Craftsman 82369 Multimeter mod

       After doing some renewable energy system installs, I decided I needed a clamp meter with DC amps capability. Not having to insert a DC ammeter inline is a big advantage especially on low voltage, high current loads.

       A recent trip in the US and lots of shopping around, I stumbled on this Craftsman 82369 Multimeter with 40A and 400A AC/DC amp range for about $60 plus tax. (and a $5 off coupon!)

       I took it back home, popped in a couple Eneloop rechargeables in it and used it and it worked no problems. Just last night, I decided to go and measure something in the home system and then the amp ranges only display "OL". What? It was working the day before and suddenly, it doesn't? All the functions work correctly (ohms, volts, temp, continuity, etc) but the 40A DC, 400A DC and 40A AC only shows "OL". 400A AC seems to work but I did not have a means to verify as I don't have a readily accessible high current AC line in the house.

       I didn't want to return it for warranty as the store is several thousand kilometers away on the other side of the globe, though it would be the worst case scenario if I could not find a way to fix it. The functions returned once but then failed again so I thought it would be an intermittent issue I could probably fix. Time to take it apart!!!

The multimeter and included pouch bag and accessories (inside, not shown).

The meter looks like a rebadged Extech MA440 AC/DC Clamp meter.

Two screws and you can take the case apart.

The apparent difference in build quality compared to more expensive brands is obvious. I just need this for the DC clampmeter function and it does it fine (back when it was working) so it is ok for my purposes.

unsoldering a few wires and removing five screws gets the PCB out.

This is the PCB front side.

Back side is um. Yeah, could have been better.

The wire was soldered to the PTC with a bit more than needed so it pooled under the PCB.

Long story short, I found out that the OP07 op amp is not operating in linear mode as it should be and realized that the negative supply pin is about 1.2V. Traced it back to a cheapo Chippower branded 7660 negative voltage supply that stops working at 2.6V even though the low batt indicator is not yet showing. Maxim's version is guaranteed to work down to 1.5V!

Scrounging my parts bins, I found an LT1044 which is a pin compatible part with much better specs than the original and also spec'd to operate down to 1.5V.

Testing showed that the multimeter amps functions still worked to 1.7V battery voltage but accuracy is now questionable at that level.

Note to self. Pointlessly turning pots on the PCB thinking it could have been a wiper losing contact is the least possible cause.

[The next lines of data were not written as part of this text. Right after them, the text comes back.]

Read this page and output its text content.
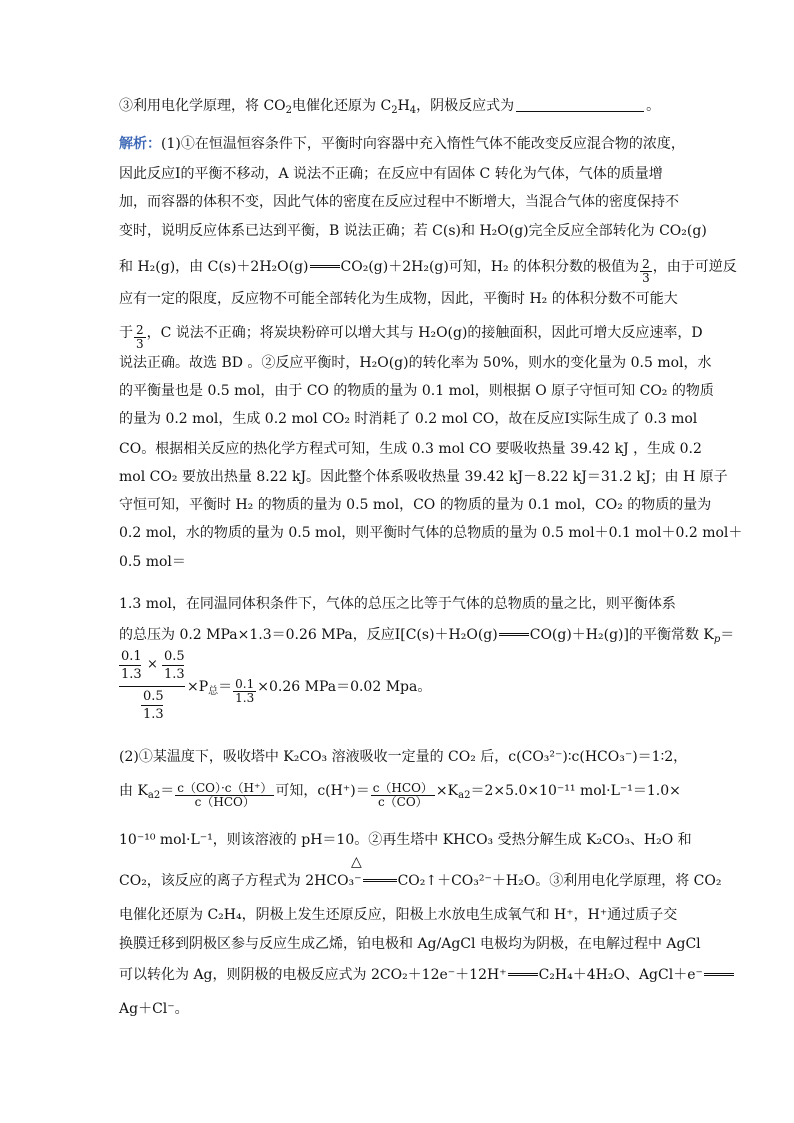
③利用电化学原理，将 $CO_2$电催化还原为 $C_2H_4$，阴极反应式为	。
解析：(1)①在恒温恒容条件下，平衡时向容器中充入惰性气体不能改变反应混合物的浓度，
因此反应Ⅰ的平衡不移动，A 说法不正确；在反应中有固体 C 转化为气体，气体的质量增
加，而容器的体积不变，因此气体的密度在反应过程中不断增大，当混合气体的密度保持不
变时，说明反应体系已达到平衡，B 说法正确；若 C(s)和 H₂O(g)完全反应全部转化为 CO₂(g)
和 H₂(g)，由 C(s)＋2H₂O(g) CO₂(g)＋2H₂(g)可知，H₂ 的体积分数的极值为 $\frac{2}{3}$ ，由于可逆反
应有一定的限度，反应物不可能全部转化为生成物，因此，平衡时 H₂ 的体积分数不可能大
于 $\frac{2}{3}$ ，C 说法不正确；将炭块粉碎可以增大其与 H₂O(g)的接触面积，因此可增大反应速率，D
说法正确。故选 BD 。②反应平衡时，H₂O(g)的转化率为 50%，则水的变化量为 0.5 mol，水
的平衡量也是 0.5 mol，由于 CO 的物质的量为 0.1 mol，则根据 O 原子守恒可知 CO₂ 的物质
的量为 0.2 mol，生成 0.2 mol CO₂ 时消耗了 0.2 mol CO，故在反应Ⅰ实际生成了 0.3 mol
CO。根据相关反应的热化学方程式可知，生成 0.3 mol CO 要吸收热量 39.42 kJ ，生成 0.2
mol CO₂ 要放出热量 8.22 kJ。因此整个体系吸收热量 39.42 kJ－8.22 kJ＝31.2 kJ；由 H 原子
守恒可知，平衡时 H₂ 的物质的量为 0.5 mol，CO 的物质的量为 0.1 mol，CO₂ 的物质的量为
0.2 mol，水的物质的量为 0.5 mol，则平衡时气体的总物质的量为 0.5 mol＋0.1 mol＋0.2 mol＋
0.5 mol＝
1.3 mol，在同温同体积条件下，气体的总压之比等于气体的总物质的量之比，则平衡体系
的总压为 0.2 MPa×1.3＝0.26 MPa，反应Ⅰ[C(s)＋H₂O(g) CO(g)＋H₂(g)]的平衡常数 $K_p=$
0.1
1.3
×
0.5
1.3
0.5
1.3
$\times P_总= \frac{0.1}{1.3} \times 0.26$ MPa＝0.02 Mpa。
(2)①某温度下，吸收塔中 K₂CO₃ 溶液吸收一定量的 CO₂ 后，c(CO₃²⁻)∶c(HCO₃⁻)＝1∶2，
由 $K_{a2}= \frac{c(CO)\cdot c(H^+)}{\text{c（HCO）}}$ 可知，$c(H^+)= \frac{\text{c（HCO）}}{c(CO)} \times K_{a2}=2\times 5.0\times 10^{-11}$ mol·L⁻¹＝1.0×
10⁻¹⁰ mol·L⁻¹，则该溶液的 pH＝10。②再生塔中 KHCO₃ 受热分解生成 K₂CO₃、H₂O 和
△
CO₂，该反应的离子方程式为 2HCO₃⁻	CO₂↑＋CO₃²⁻＋H₂O。③利用电化学原理，将 CO₂
电催化还原为 C₂H₄，阴极上发生还原反应，阳极上水放电生成氧气和 H⁺，H⁺通过质子交
换膜迁移到阴极区参与反应生成乙烯，铂电极和 Ag/AgCl 电极均为阴极，在电解过程中 AgCl
可以转化为 Ag，则阴极的电极反应式为 2CO₂＋12e⁻＋12H⁺ C₂H₄＋4H₂O、AgCl＋e⁻
Ag＋Cl⁻。
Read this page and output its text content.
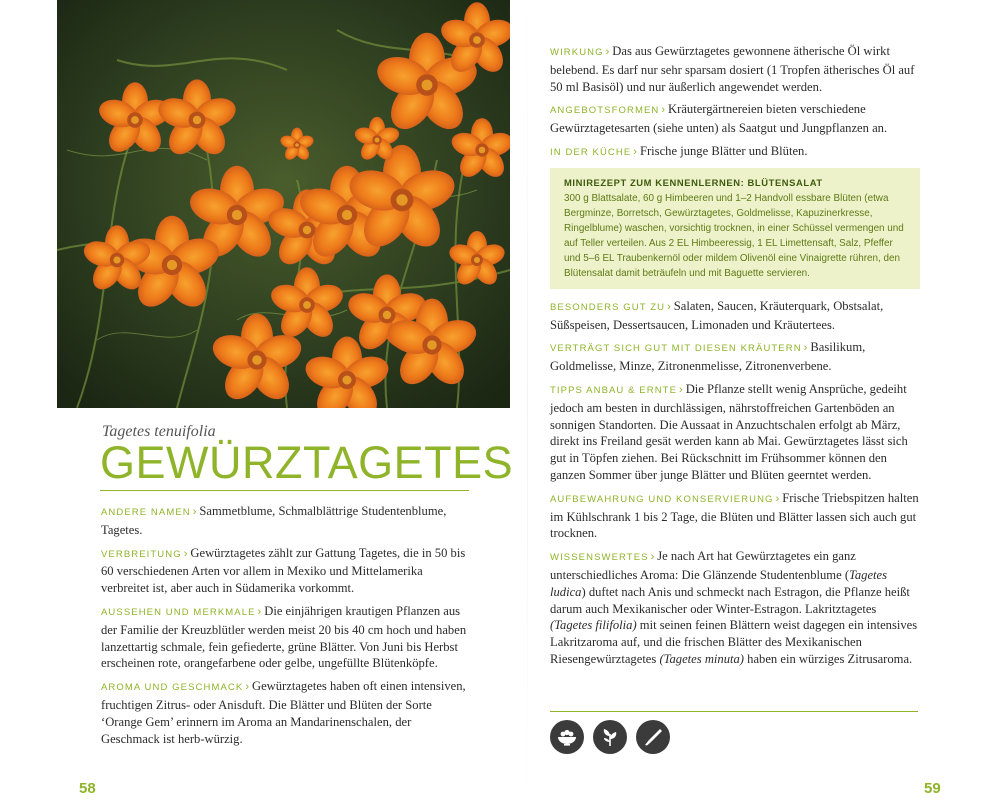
Tagetes tenuifolia
GEWÜRZTAGETES

ANDERE NAMEN › Sammetblume, Schmalblättrige Studentenblume, Tagetes.

VERBREITUNG › Gewürztagetes zählt zur Gattung Tagetes, die in 50 bis 60 verschiedenen Arten vor allem in Mexiko und Mittelamerika verbreitet ist, aber auch in Südamerika vorkommt.

AUSSEHEN UND MERKMALE › Die einjährigen krautigen Pflanzen aus der Familie der Kreuzblütler werden meist 20 bis 40 cm hoch und haben lanzettartig schmale, fein gefiederte, grüne Blätter. Von Juni bis Herbst erscheinen rote, orangefarbene oder gelbe, ungefüllte Blütenköpfe.

AROMA UND GESCHMACK › Gewürztagetes haben oft einen intensiven, fruchtigen Zitrus- oder Anisduft. Die Blätter und Blüten der Sorte ‘Orange Gem’ erinnern im Aroma an Mandarinenschalen, der Geschmack ist herb-würzig.

58

WIRKUNG › Das aus Gewürztagetes gewonnene ätherische Öl wirkt belebend. Es darf nur sehr sparsam dosiert (1 Tropfen ätherisches Öl auf 50 ml Basisöl) und nur äußerlich angewendet werden.

ANGEBOTSFORMEN › Kräutergärtnereien bieten verschiedene Gewürztagetesarten (siehe unten) als Saatgut und Jungpflanzen an.

IN DER KÜCHE › Frische junge Blätter und Blüten.

MINIREZEPT ZUM KENNENLERNEN: BLÜTENSALAT
300 g Blattsalate, 60 g Himbeeren und 1–2 Handvoll essbare Blüten (etwa Bergminze, Borretsch, Gewürztagetes, Goldmelisse, Kapuzinerkresse, Ringelblume) waschen, vorsichtig trocknen, in einer Schüssel vermengen und auf Teller verteilen. Aus 2 EL Himbeeressig, 1 EL Limettensaft, Salz, Pfeffer und 5–6 EL Traubenkernöl oder mildem Olivenöl eine Vinaigrette rühren, den Blütensalat damit beträufeln und mit Baguette servieren.

BESONDERS GUT ZU › Salaten, Saucen, Kräuterquark, Obstsalat, Süßspeisen, Dessertsaucen, Limonaden und Kräutertees.

VERTRÄGT SICH GUT MIT DIESEN KRÄUTERN › Basilikum, Goldmelisse, Minze, Zitronenmelisse, Zitronenverbene.

TIPPS ANBAU & ERNTE › Die Pflanze stellt wenig Ansprüche, gedeiht jedoch am besten in durchlässigen, nährstoffreichen Gartenböden an sonnigen Standorten. Die Aussaat in Anzuchtschalen erfolgt ab März, direkt ins Freiland gesät werden kann ab Mai. Gewürztagetes lässt sich gut in Töpfen ziehen. Bei Rückschnitt im Frühsommer können den ganzen Sommer über junge Blätter und Blüten geerntet werden.

AUFBEWAHRUNG UND KONSERVIERUNG › Frische Triebspitzen halten im Kühlschrank 1 bis 2 Tage, die Blüten und Blätter lassen sich auch gut trocknen.

WISSENSWERTES › Je nach Art hat Gewürztagetes ein ganz unterschiedliches Aroma: Die Glänzende Studentenblume (Tagetes ludica) duftet nach Anis und schmeckt nach Estragon, die Pflanze heißt darum auch Mexikanischer oder Winter-Estragon. Lakritztagetes (Tagetes filifolia) mit seinen feinen Blättern weist dagegen ein intensives Lakritzaroma auf, und die frischen Blätter des Mexikanischen Riesengewürztagetes (Tagetes minuta) haben ein würziges Zitrusaroma.

59
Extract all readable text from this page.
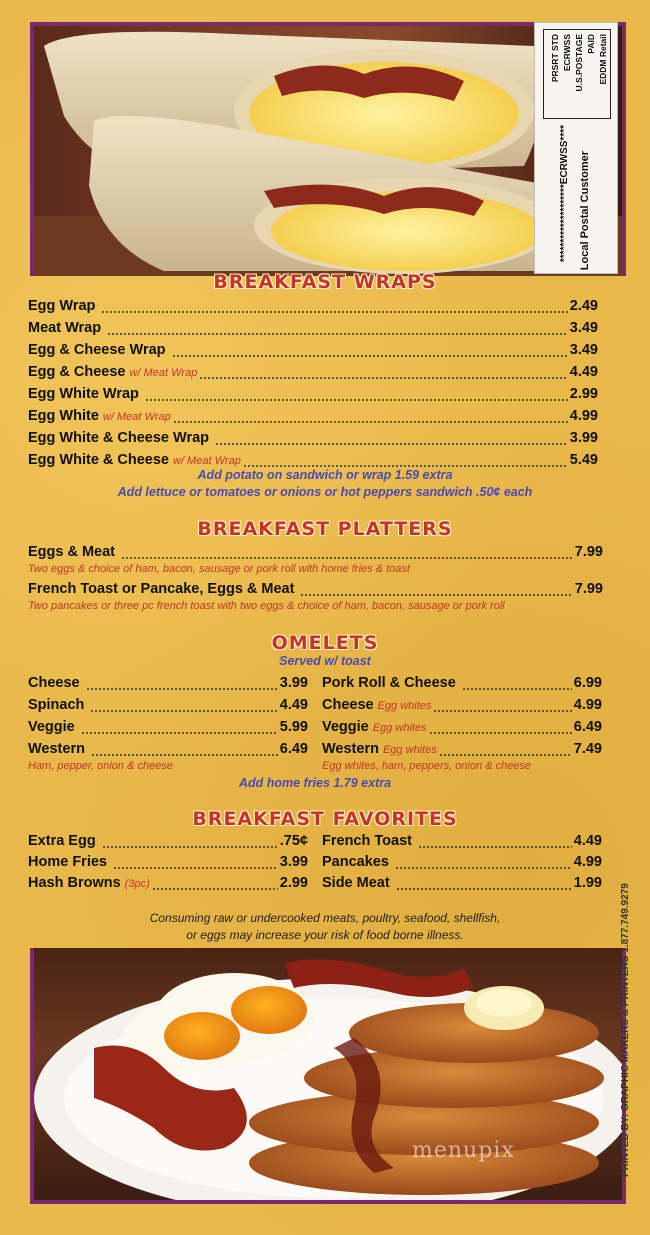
PRSRT STD ECRWSS U.S.POSTAGE PAID EDDM Retail
********************ECRWSS**** Local Postal Customer
BREAKFAST WRAPS
Egg Wrap	2.49
Meat Wrap	3.49
Egg & Cheese Wrap	3.49
Egg & Cheese w/ Meat Wrap	4.49
Egg White Wrap	2.99
Egg White w/ Meat Wrap	4.99
Egg White & Cheese Wrap	3.99
Egg White & Cheese w/ Meat Wrap	5.49
Add potato on sandwich or wrap 1.59 extra
Add lettuce or tomatoes or onions or hot peppers sandwich .50¢ each
BREAKFAST PLATTERS
Eggs & Meat	7.99
Two eggs & choice of ham, bacon, sausage or pork roll with home fries & toast
French Toast or Pancake, Eggs & Meat	7.99
Two pancakes or three pc french toast with two eggs & choice of ham, bacon, sausage or pork roll
OMELETS
Served w/ toast
Cheese	3.99
Spinach	4.49
Veggie	5.99
Western	6.49
Pork Roll & Cheese	6.99
Cheese Egg whites	4.99
Veggie Egg whites	6.49
Western Egg whites	7.49
Ham, pepper, onion & cheese	Egg whites, ham, peppers, onion & cheese
Add home fries 1.79 extra
BREAKFAST FAVORITES
Extra Egg	.75¢
Home Fries	3.99
Hash Browns (3pc)	2.99
French Toast	4.49
Pancakes	4.99
Side Meat	1.99
Consuming raw or undercooked meats, poultry, seafood, shellfish,
or eggs may increase your risk of food borne illness.
menupix	PRINTED BY: GRAPHIC MAKERS & PRINTERS 1.877.749.9279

This is the calibration setup. An ammeter, constant current power supply and ten turn coil allowed me to calibrate the higher ranges with a 3A powersupply.

       Hopefully this works much better than the original and would serve me as well as the old-ish 82008 I have on the workbench.

Here's another mod I decided while I was at it.

The LCD backlight is not well distributed and the rather dim "Nokia green".

Here is the clear panel that distributes the light behind the LCD.

The LED is a chip on board type with the LED dies bonded directly to the PCB and a drop of epoxy on top to protect it.

I took an xacto knife to it and removed it exposing the pads.

I originally tried these white LEDs but the supply is taken straight from the two cells which is not enough to run gallium nitride based LEDs.

I used these 0803 size amber LEDs instead which have a similar voltage drop to the green LEDs.

Worked much better and brighter too!